Combine the zucchini, scallion, lime juice, oil, and salt in an upright blender and blend until smooth, starting on a lower speed and gradually increasing it as the dressing comes together. Use a rubber spatula (with the blender off) to help move the ingredients around as necessary, or use the tamper stick if using a high-powered blender. Adjust the seasoning to taste—some variations with lots of extra herbs will need more salt. Scrape down the sides and blend again. Use immediately, or store in a glass jar in the fridge for up to 3 days. Shake well before using. The dressing will thicken once chilled; thin it out with a little water if needed.

My notes:

I had the herbed zucchini dressing on my salad and it was fine but I didn’t love it. I think maybe it was just too much lime? Later I tried the dressing on tofu and I thought it was delicious, and then after that on falafel. Also a winner. I think it’s so acidic it goes better on salty savory protein-rich foods, rather than salad. Derek liked the original version better than the herb version. But he also didn’t like it on his salad. Alma wouldn’t try it on the salad, but ate it happily on pan-fried tofu slices and on zucchini. Zucchini dressing on zucchini. Funny. I am curious to try it as a dipping sauce for spring rolls. The zucchini dressing in the book comes with a number of variations, including this golden citrus zucchini dressing, which sounds interesting.

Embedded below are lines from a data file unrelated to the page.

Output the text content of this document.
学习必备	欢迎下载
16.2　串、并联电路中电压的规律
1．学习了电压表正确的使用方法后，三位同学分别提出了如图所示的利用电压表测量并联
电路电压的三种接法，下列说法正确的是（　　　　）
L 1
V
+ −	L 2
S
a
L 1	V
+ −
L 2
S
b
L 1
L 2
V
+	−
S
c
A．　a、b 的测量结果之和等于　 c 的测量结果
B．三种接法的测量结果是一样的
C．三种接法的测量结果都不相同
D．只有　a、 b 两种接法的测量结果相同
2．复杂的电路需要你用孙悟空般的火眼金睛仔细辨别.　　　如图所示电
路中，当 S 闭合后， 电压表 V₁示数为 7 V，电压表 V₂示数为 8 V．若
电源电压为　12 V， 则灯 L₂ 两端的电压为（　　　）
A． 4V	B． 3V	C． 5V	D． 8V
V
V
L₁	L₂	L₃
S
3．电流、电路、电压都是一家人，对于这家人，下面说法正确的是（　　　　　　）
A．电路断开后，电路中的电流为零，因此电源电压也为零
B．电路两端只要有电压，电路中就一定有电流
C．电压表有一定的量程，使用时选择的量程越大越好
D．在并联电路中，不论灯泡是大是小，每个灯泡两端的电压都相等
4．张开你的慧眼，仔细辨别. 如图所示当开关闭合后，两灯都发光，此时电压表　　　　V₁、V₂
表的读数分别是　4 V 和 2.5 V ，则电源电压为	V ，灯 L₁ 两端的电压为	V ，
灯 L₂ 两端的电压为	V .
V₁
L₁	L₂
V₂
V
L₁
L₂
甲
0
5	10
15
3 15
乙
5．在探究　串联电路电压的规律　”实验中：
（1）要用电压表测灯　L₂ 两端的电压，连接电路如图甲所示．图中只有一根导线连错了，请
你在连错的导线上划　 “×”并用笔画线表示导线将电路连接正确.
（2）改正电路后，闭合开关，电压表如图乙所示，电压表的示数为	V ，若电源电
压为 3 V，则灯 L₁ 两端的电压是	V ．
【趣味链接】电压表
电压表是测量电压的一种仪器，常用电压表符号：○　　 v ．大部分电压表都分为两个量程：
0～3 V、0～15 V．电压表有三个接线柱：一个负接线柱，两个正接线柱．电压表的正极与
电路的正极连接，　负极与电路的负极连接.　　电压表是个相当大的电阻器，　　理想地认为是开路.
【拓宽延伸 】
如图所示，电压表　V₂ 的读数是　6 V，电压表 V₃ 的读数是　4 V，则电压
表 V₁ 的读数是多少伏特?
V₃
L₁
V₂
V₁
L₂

The author says the dressings can’t be frozen. I wonder why. Mom, do you know? Is it the raw zucchini?

Update October 2021:

I made a batch of the creamy carrot dressing and then I separated out half of it and ginger, miso, and cayenne to make the spicy carrot miso variation. I liked both of them! We ate the spicy variation with spring rolls, which was nice, although not as good as our usual peanut sauce, and then later we used it as a dipping sauce for some storebought falafel, which was great. I think even Alma tried it, but I’m not sure. I quite liked the spicy variation on a salad with apples and grapes. I was surprised, because I hadn’t liked the zucchini dressing much on salad, but the carrot dressing for me was great. Derek was less excited, but he said it was because he doesn’t like fruit in salad.